Unlike like difficulties with African recipes, I've been pretty happy with my excursions into Filipino cuisine. It generally doesn't require a lot of hard-to-find ingredients and its vinegar-intensive sauces make it unlike anything else out there. I wish I had some good story about why I've been trying them, but I just found a stash of Filipino recipes on-line and they looked interesting.
This particular recipe is a Philippine staple--one of the dishes that has a million variations. The only universals seem to be soy sauce, vinegar, plenty of garlic and an odd cooking technique. I tried to stick close to the Platonic ideal I grokked from the range of recipes I looked at.
Ingredients:
1 pound pork butt or similar cut, cut in 1-2 inch cubes (or chicken)
1/2 head of garlic, minced
1/2 small yellow onion, diced
1/4 cup soy sauce
1/2 cup vinegar
1 cup water
1/2 teaspoon paprika (most recipes call for black peppercorns, but I liked the paprika idea)
2-3 bay leaves
1-2 Tablespoons sugar (optional. Only a substantial minority of the recipes include it.)
2 Tablespoons cooking oil
1. Heat a medium saucepan on medium, add 1 Tablespoon oil and sweat the garlic and onion for a few minutes until softened.
2. Add soy sauce, vinegar, water, paprika, bay leaves and pork. Bring to a boil, reduce heat to medium-low and simmer for 30 minutes. If using, add sugar at 15 minutes.
3. When the pork is tender heat the other Tablespoon of oil in a large frying pan. Remove the pork from the sauce, drain it well, and add it to the pan. Turn the heat up under the sauce and boil until it is reduced in volume by half. Meanwhile, brown the pork over medium high heat.
4. When both are done, serve with rice.
The traditional way to serve pork adobo is to leave the meat dry and pour the sauce over a scoop of rice. Garnishes are unusual, but I'm big on garnishes so I looked for exceptions and found that tomato wedges and/or hard boiled eggs are not entirely unheard of.

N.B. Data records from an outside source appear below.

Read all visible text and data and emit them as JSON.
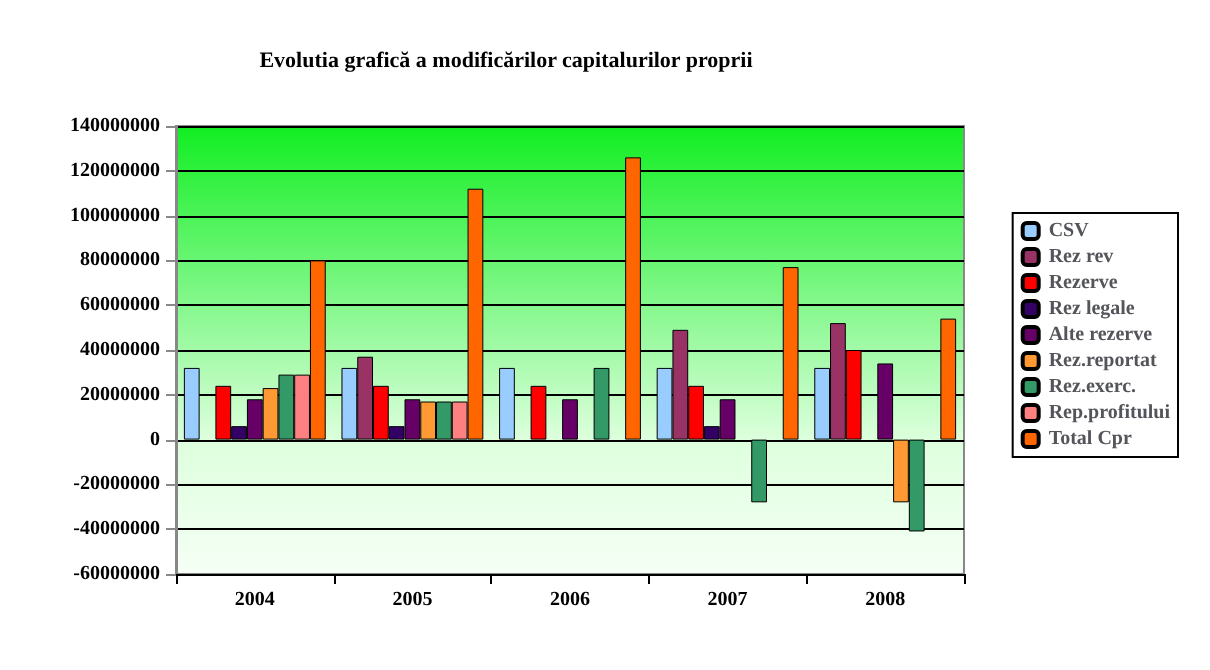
{
  "chart_data": {
    "type": "bar",
    "title": "Evolutia grafică a modificărilor capitalurilor proprii",
    "categories": [
      "2004",
      "2005",
      "2006",
      "2007",
      "2008"
    ],
    "series": [
      {
        "name": "CSV",
        "color": "#99ccff",
        "values": [
          32000000,
          32000000,
          32000000,
          32000000,
          32000000
        ]
      },
      {
        "name": "Rez rev",
        "color": "#993366",
        "values": [
          null,
          37000000,
          null,
          49000000,
          52000000
        ]
      },
      {
        "name": "Rezerve",
        "color": "#ff0000",
        "values": [
          24000000,
          24000000,
          24000000,
          24000000,
          40000000
        ]
      },
      {
        "name": "Rez legale",
        "color": "#330066",
        "values": [
          6000000,
          6000000,
          null,
          6000000,
          null
        ]
      },
      {
        "name": "Alte rezerve",
        "color": "#660066",
        "values": [
          18000000,
          18000000,
          18000000,
          18000000,
          34000000
        ]
      },
      {
        "name": "Rez.reportat",
        "color": "#ff9933",
        "values": [
          23000000,
          17000000,
          null,
          null,
          -28000000
        ]
      },
      {
        "name": "Rez.exerc.",
        "color": "#339966",
        "values": [
          29000000,
          17000000,
          32000000,
          -28000000,
          -41000000
        ]
      },
      {
        "name": "Rep.profitului",
        "color": "#ff8080",
        "values": [
          29000000,
          17000000,
          null,
          null,
          null
        ]
      },
      {
        "name": "Total Cpr",
        "color": "#ff6600",
        "values": [
          80000000,
          112000000,
          126000000,
          77000000,
          54000000
        ]
      }
    ],
    "ylim": [
      -60000000,
      140000000
    ],
    "yticks": [
      -60000000,
      -40000000,
      -20000000,
      0,
      20000000,
      40000000,
      60000000,
      80000000,
      100000000,
      120000000,
      140000000
    ],
    "grid": "y",
    "legend": "right"
  }
}
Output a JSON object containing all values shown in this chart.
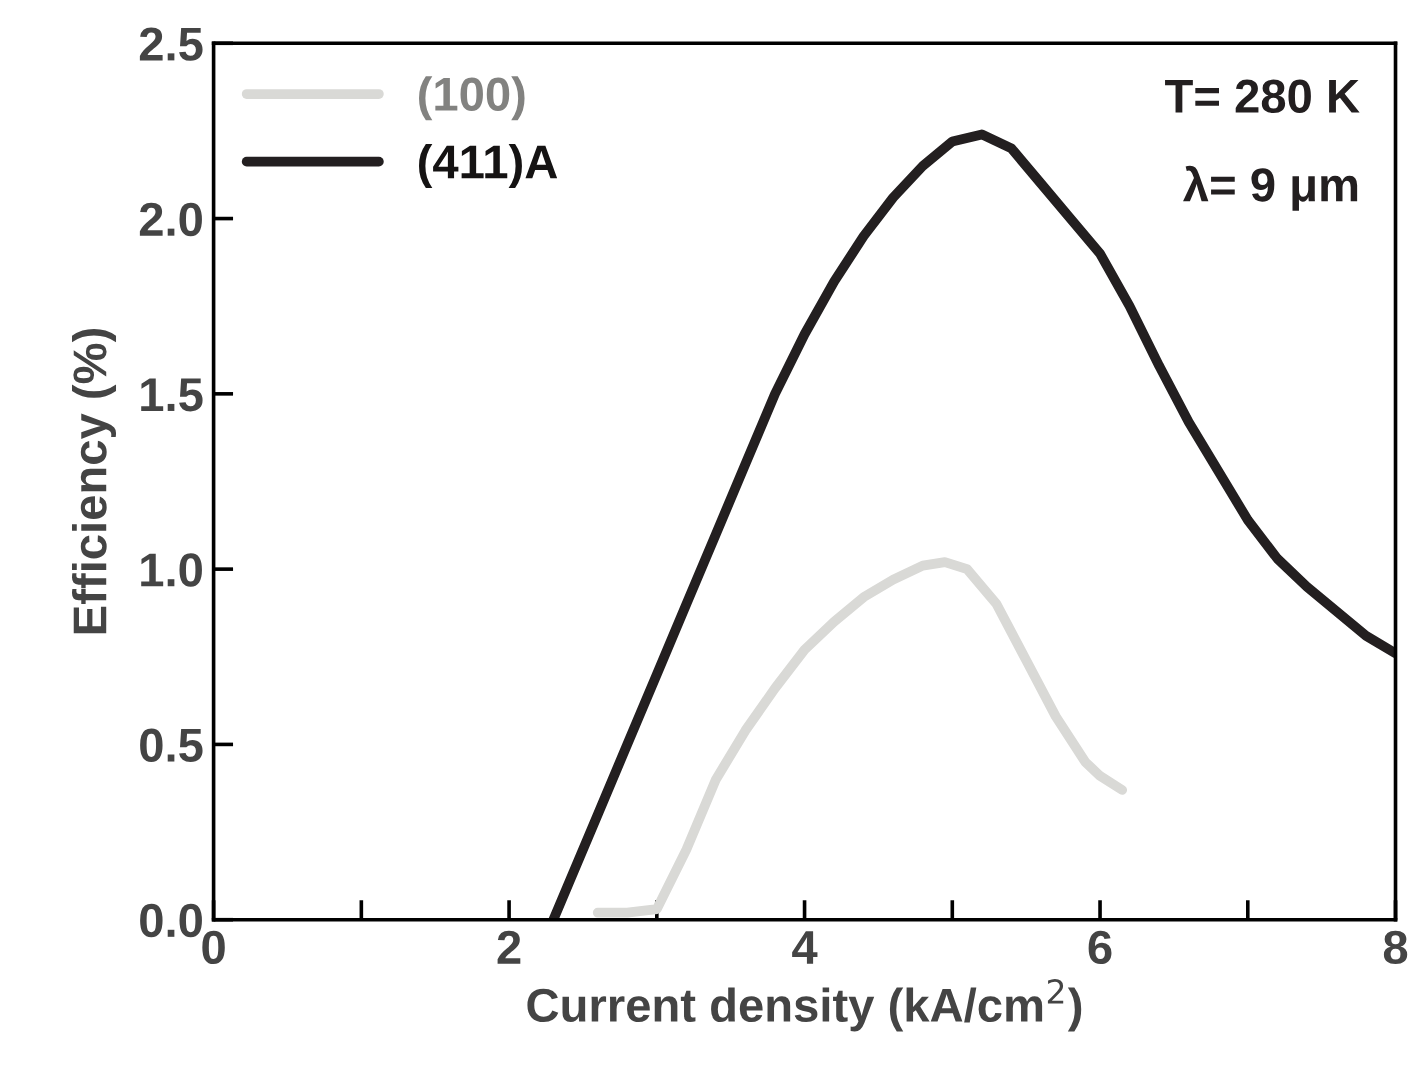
{
  "chart_data": {
    "type": "line",
    "xlabel": "Current density (kA/cm$^{2}$)",
    "ylabel": "Efficiency (%)",
    "xlim": [
      0,
      8
    ],
    "xticks": [
      0,
      {
        "value": 1,
        "label": null
      },
      2,
      {
        "value": 3,
        "label": null
      },
      4,
      {
        "value": 5,
        "label": null
      },
      6,
      {
        "value": 7,
        "label": null
      },
      8
    ],
    "ylim": [
      0,
      2.5
    ],
    "yticks": [
      {
        "value": 0,
        "label": "0.0"
      },
      0.5,
      {
        "value": 1,
        "label": "1.0"
      },
      1.5,
      {
        "value": 2,
        "label": "2.0"
      },
      2.5
    ],
    "series": [
      {
        "name": "(100)",
        "color": "#d9d9d6",
        "x": [
          2.6,
          2.8,
          3.0,
          3.2,
          3.4,
          3.6,
          3.8,
          4.0,
          4.2,
          4.4,
          4.6,
          4.8,
          4.95,
          5.1,
          5.3,
          5.5,
          5.7,
          5.9,
          6.0,
          6.15
        ],
        "values": [
          0.02,
          0.02,
          0.03,
          0.2,
          0.4,
          0.54,
          0.66,
          0.77,
          0.85,
          0.92,
          0.97,
          1.01,
          1.02,
          1.0,
          0.9,
          0.74,
          0.58,
          0.45,
          0.41,
          0.37
        ]
      },
      {
        "name": "(411)A",
        "color": "#231f20",
        "x": [
          2.3,
          2.4,
          2.6,
          2.8,
          3.0,
          3.2,
          3.4,
          3.6,
          3.8,
          4.0,
          4.2,
          4.4,
          4.6,
          4.8,
          5.0,
          5.2,
          5.4,
          5.6,
          5.8,
          6.0,
          6.2,
          6.4,
          6.6,
          6.8,
          7.0,
          7.2,
          7.4,
          7.6,
          7.8,
          8.0
        ],
        "values": [
          0.0,
          0.1,
          0.3,
          0.5,
          0.7,
          0.9,
          1.1,
          1.3,
          1.5,
          1.67,
          1.82,
          1.95,
          2.06,
          2.15,
          2.22,
          2.24,
          2.2,
          2.1,
          2.0,
          1.9,
          1.75,
          1.58,
          1.42,
          1.28,
          1.14,
          1.03,
          0.95,
          0.88,
          0.81,
          0.76
        ]
      }
    ],
    "legend": "top left",
    "marker": "none",
    "line_style": "solid",
    "grid": false,
    "annotations": [
      "T= 280 K",
      "λ= 9 μm"
    ]
  }
}
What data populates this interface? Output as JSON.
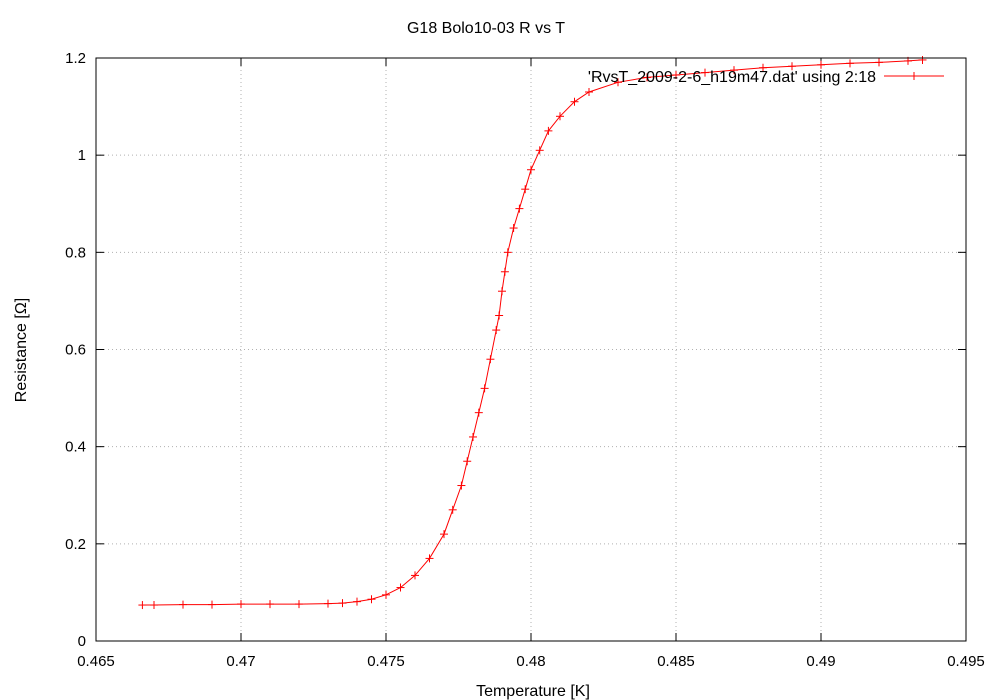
{
  "chart_data": {
    "type": "line",
    "title": "G18 Bolo10-03 R vs T",
    "xlabel": "Temperature [K]",
    "ylabel": "Resistance [Ω]",
    "xlim": [
      0.465,
      0.495
    ],
    "ylim": [
      0,
      1.2
    ],
    "xticks": [
      "0.465",
      "0.47",
      "0.475",
      "0.48",
      "0.485",
      "0.49",
      "0.495"
    ],
    "yticks": [
      "0",
      "0.2",
      "0.4",
      "0.6",
      "0.8",
      "1",
      "1.2"
    ],
    "grid": true,
    "legend_position": "top-right",
    "series": [
      {
        "name": "'RvsT_2009-2-6_h19m47.dat' using 2:18",
        "color": "#ff0000",
        "marker": "plus",
        "x": [
          0.4666,
          0.467,
          0.468,
          0.469,
          0.47,
          0.471,
          0.472,
          0.473,
          0.4735,
          0.474,
          0.4745,
          0.475,
          0.4755,
          0.476,
          0.4765,
          0.477,
          0.4773,
          0.4776,
          0.4778,
          0.478,
          0.4782,
          0.4784,
          0.4786,
          0.4788,
          0.4789,
          0.479,
          0.4791,
          0.4792,
          0.4794,
          0.4796,
          0.4798,
          0.48,
          0.4803,
          0.4806,
          0.481,
          0.4815,
          0.482,
          0.483,
          0.484,
          0.485,
          0.486,
          0.487,
          0.488,
          0.489,
          0.49,
          0.491,
          0.492,
          0.493,
          0.4935
        ],
        "y": [
          0.074,
          0.074,
          0.075,
          0.075,
          0.076,
          0.076,
          0.076,
          0.077,
          0.078,
          0.081,
          0.086,
          0.095,
          0.11,
          0.135,
          0.17,
          0.22,
          0.27,
          0.32,
          0.37,
          0.42,
          0.47,
          0.52,
          0.58,
          0.64,
          0.67,
          0.72,
          0.76,
          0.8,
          0.85,
          0.89,
          0.93,
          0.97,
          1.01,
          1.05,
          1.08,
          1.11,
          1.13,
          1.15,
          1.16,
          1.165,
          1.17,
          1.175,
          1.18,
          1.183,
          1.186,
          1.189,
          1.191,
          1.194,
          1.196
        ]
      }
    ]
  }
}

The meat has caramelized well, which I attribute to the sugar I added, and has absorbed some flavor from the sauce (plus it's lying in a shallow pool seeping from the scoop of rice) so the pork flavor is prominent, but nicely accentuated by tart and salty notes. The pieces are crisp and chewy--rather more dried out than most Western palates are used to, but I gather that that's how they're supposed to be. I know a lot of Indonesian recipes call for meat cooked to this texture so it's not too surprising to find it called for in the Philippines. The sauced rice--deeply savory, slightly sweet and brightly tart--is the real star here. The meat is almost dispensable. The tomatoes are a great match with the sauce--salt and vinegar bring out tomatoes' best. The eggs, on the other hand, I could take or leave. I do like the richness a bit of yolk dissolved in the sauce brings. Maybe whisking in a raw yolk to thicken and enrich the sauce just before serving would work.
1 comment:
I've been wanting to try adobo as well. It certainly looks easy enough.